Мы довольно быстро добрались до моего подъезда, и я велела Борису подождать меня внизу, хотелось немного прийти в себя и собрать мысли в кучку. Скорее всего, от предложения с дачей Скалича нужно было отказываться незамедлительно – это был явный перебор. У меня, очевидно, не хватало смелости на безрассудство. Я сбросила туфли, насыпала Рюре еды и залезла в душ. Вода помогала мне развести абсент, давала иллюзию ясной головы. «Блин! Я не знаю его телефона, придется спускаться, чтобы сказать, что не еду», – поняла я.
Когда через десять минут я с мокрой головой выскочила из подъезда, Борис сидел на лавочке, машина была припаркована неподалеку. Я, ежась от ветра, сообщила, что никуда не поеду.

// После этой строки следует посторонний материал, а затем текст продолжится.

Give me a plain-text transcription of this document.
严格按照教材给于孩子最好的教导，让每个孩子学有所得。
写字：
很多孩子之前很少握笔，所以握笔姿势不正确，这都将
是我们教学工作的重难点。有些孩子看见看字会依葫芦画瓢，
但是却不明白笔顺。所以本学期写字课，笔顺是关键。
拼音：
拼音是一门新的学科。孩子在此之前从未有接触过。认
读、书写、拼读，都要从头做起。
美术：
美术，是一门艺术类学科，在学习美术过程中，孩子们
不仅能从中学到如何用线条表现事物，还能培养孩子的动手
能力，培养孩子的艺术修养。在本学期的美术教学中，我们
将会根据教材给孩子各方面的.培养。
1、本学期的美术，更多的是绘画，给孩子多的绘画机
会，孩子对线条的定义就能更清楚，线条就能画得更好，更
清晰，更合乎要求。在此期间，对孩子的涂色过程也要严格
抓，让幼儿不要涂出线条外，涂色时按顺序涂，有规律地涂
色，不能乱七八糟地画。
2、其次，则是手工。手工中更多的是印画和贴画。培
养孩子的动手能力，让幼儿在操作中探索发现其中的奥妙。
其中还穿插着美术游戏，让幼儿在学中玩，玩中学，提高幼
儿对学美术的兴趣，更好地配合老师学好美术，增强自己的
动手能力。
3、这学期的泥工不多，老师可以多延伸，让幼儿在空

– Я предполагал, Марусь. Послушай меня и не перебивай. Ты ведь умеешь воспринимать не как все – я это понял. Так вот подумай на минутку, что все, абсолютно все, отказались бы куда-то ехать в такой ситуации. Незнакомый мужик, дача босса – бред какой-то. Марусенька, но ты же другая, когда я тебя увидел, то убедился в этом окончательно. А увидеть захотел потому, что подозрения были, что ты особенная. Марусенька, я что-то не очень убедительно звучу сегодня, устал, наверное, поедем, пожалуйста, и поверь, все будет хорошо. Мне просто невозможно сейчас думать, что мы расстанемся даже до завтра. Объяснений этому у меня нет. Поедем? – посмотрев мне в глаза, спросил Борис.
– А чего это ты вообще меня Марусей звать стал, тебе кто разрешал? – вдруг спросила я.
– Ты дверь в доме закрыла, разрешальщица? – в ответ спросил Боб.
– Закрыла, а что?
– В машину садись, голова мокрая, простудишься, – ответил Боря уже не сопротивляющейся мне.
Я поехала с ним потому, что текст его аргументов абсолютно совпал с текстом моих детских попыток убедить родителей дать нам с подружкой поиграть подольше. Даже помню, что мы играли в «больницу» и вымазывали зеленкой только что прооперированного плюшевого медведя. Зашла мама и сказала, что уже слишком поздно. И я ей сказала, что нам ужасно не хочется расставаться, потому что интересно. Мама спросила, есть ли у нас с подружкой аргументы поубедительней. Я ответила: «Нет, просто нам очень хорошо вдвоем играть».
Так было и теперь. Мы с Борисом неслись куда-то ночью, потому что нам было хорошо вдвоем, хотя у нас не было оправданий для такого поведения. Боб стал понемногу вводить меня в курс завтрашнего съезда гостей на дачу к Скаличу. Повод для сбора народа был самый достойный – завтра предполагалось отмечать 75-летний юбилей «дяди Лени» – отца Федора Скалича и Бориного дяди.
– Ничего себе! Боб, а цветы, а подарок? – завопила я.
– «Хладнокровней, Маня, вы не на работе», все уже в багажнике, а цветы Федькина жена привезет утром, – пробасил Боря.